Nah, di hari Senin saya sengaja nggak ke kantor karena mesti ngasih tahu dia soal gimana ngantar dan nunggu di sekolah. Pagi saya minta dia nyuapin anak setelah selesai saya suruh mandiin sekalian. Lantas kasih baju, kemudian berangkat ke sekolah. Di sekolah saya sudah batin, ni anak kok manyun aja. Nampak gak enjoy sama sekali. Tapi batin saya bilang, ah mungkin karena masih baru jadi diam aja. Saya coba dengan ngenalin dia ke mbak lain supaya ada teman ngobrol. Lantas saya tinggal pulang. Siang saya jemput, wajahnya masih manyun. Sebel juga saya liatnya.

Sekitar jam 13.30 saya minta dia nyuapin anak. Makan siang. Abis itu ya biasa, saya lantas nemenin anak bobo siang. Eh, bangun-bangun sore jam 16.30 dia bilang mau keluar dengan alasan nggak bisa jaga anak. Ya sudah, kata saya. Yang bikin saya jengkel suami saya langsung marah-marahin anak. Wah, langsung marah saya. Kasihan anak saya. Bangun tidur belum tahu apa-apa langsung dimarahi sampai nangis sesenggukan. Setelah saya bujuk-bujuk, anak saya pun diam. Eh, waktu di ruang depan, si pembantu ini kok bisa-bisanya lantas bilang "Yuk main".
Bagaimana bisa? Wong katanya mau keluar gara-gara nggak bisa jaga anak kok sekarang basa-basi ngajak main terus pas anak saya keluar dianya nguntit terus kayak masih mbaknya. Terus pas saya suruh mandiin eh, masih aja mau mandiin. Enak aja. Jengkel sekali saya.

Malamnya, suami masih saja ngomelin anak soal mbak yang keluar ini. Saya marah sekali. Ngapain belain orang yang memang nggak mau kerja? Dasarnya nggak mau ya udah. Apalagi nanti kan dia juga yang saya suruh njagain bayi yang Agustus nanti mau lahir? Daripada keterusan kan mending dia keluar duluan? Saya jengkel sekali. Marah sama suami.

Anak saya memang nggak bisa diam. Tapi kalau emang dasarnya nggak mau jaga anak ya udah. Emang berarti dia nggak cocok sama anak saya. Jengkel saya.

Kalau udah begini saya rasanya pengen di rumah aja.
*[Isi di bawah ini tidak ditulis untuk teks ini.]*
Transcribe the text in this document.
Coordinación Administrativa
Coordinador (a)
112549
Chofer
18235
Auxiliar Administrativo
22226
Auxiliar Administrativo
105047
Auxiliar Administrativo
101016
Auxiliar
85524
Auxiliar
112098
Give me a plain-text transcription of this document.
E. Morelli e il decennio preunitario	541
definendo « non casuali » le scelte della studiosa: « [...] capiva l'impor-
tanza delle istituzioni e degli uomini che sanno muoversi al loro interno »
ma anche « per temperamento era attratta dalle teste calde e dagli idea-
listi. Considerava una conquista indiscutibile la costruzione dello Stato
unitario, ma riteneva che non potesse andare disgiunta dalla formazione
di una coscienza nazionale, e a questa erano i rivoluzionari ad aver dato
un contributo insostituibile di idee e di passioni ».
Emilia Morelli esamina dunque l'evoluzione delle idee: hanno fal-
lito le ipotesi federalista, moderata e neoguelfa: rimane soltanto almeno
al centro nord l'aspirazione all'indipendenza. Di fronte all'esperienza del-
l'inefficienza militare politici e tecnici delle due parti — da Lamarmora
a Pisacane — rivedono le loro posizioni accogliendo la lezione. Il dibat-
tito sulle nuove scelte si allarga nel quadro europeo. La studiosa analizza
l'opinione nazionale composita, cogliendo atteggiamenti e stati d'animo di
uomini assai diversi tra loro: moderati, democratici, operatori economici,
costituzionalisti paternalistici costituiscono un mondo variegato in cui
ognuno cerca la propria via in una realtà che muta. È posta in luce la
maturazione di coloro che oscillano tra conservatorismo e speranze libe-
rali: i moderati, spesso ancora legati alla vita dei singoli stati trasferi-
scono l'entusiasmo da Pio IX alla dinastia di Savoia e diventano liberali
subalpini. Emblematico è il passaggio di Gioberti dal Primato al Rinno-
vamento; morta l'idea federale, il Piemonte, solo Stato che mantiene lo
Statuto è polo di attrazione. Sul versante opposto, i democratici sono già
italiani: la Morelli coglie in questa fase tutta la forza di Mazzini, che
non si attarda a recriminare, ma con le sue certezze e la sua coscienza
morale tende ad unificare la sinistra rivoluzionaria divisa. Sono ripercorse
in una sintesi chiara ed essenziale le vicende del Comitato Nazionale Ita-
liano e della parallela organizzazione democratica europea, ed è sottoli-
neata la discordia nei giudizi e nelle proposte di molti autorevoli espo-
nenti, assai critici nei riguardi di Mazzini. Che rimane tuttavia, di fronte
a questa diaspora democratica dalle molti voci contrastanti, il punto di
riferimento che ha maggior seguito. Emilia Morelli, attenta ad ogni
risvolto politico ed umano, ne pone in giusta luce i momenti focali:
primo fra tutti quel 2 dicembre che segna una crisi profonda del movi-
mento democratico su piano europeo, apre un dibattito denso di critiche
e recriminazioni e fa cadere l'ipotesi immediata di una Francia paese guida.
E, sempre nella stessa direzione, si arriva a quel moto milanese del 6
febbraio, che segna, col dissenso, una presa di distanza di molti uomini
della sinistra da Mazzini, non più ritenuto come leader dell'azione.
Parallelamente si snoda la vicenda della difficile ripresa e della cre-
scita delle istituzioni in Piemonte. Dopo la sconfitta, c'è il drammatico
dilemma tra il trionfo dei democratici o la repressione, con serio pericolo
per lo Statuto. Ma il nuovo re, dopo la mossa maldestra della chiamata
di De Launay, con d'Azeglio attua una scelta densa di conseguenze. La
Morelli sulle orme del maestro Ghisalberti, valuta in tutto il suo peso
Jaga anak. Tapi ya emang saya jadinya berkurang pemasukannya. Baru aja sebentar saya ngerasain punya uang sendiri, ketemu teman-teman lama dan dapat teman baru lagi. Masuk lingkungan kerja lagi. Eh, ada aja masalahnya. Sekarang soal anak yang nggak ada yang jaga. Belum lagi nanti Agustus bakal tambah anak lagi. Mesti bagaimana lagi?

Sementara ini sih kalau kepaksa, anak saya sering saya titipkan ke orang yang cuci gosok. Rumahnya di kampung deket kompleks. Tapi kasihan juga, nggak bisa terus-terusan begitu. Setiap kali pulang dari sana anak kok kumuh sekali. Kaki kotor, bajunya juga jadi kusam. Baunya juga aneh. Meski anak saya senang-senang aja, tapi ya repot juga. Bagaimanapun juga soal jam sekolah yang bikin repot. Anak saya masuk siang jam 9.30 lantas pulang jam 12. Jadi jam tanggung. Atau ya sering saya terpaksa ajak ke kantor ke Jakarta. Tapi ya kasihan juga, karena pulang-pulang teler dia kecapekan naik kendaraan umum.

Rasanya pengen di rumah aja. Ngurus anak.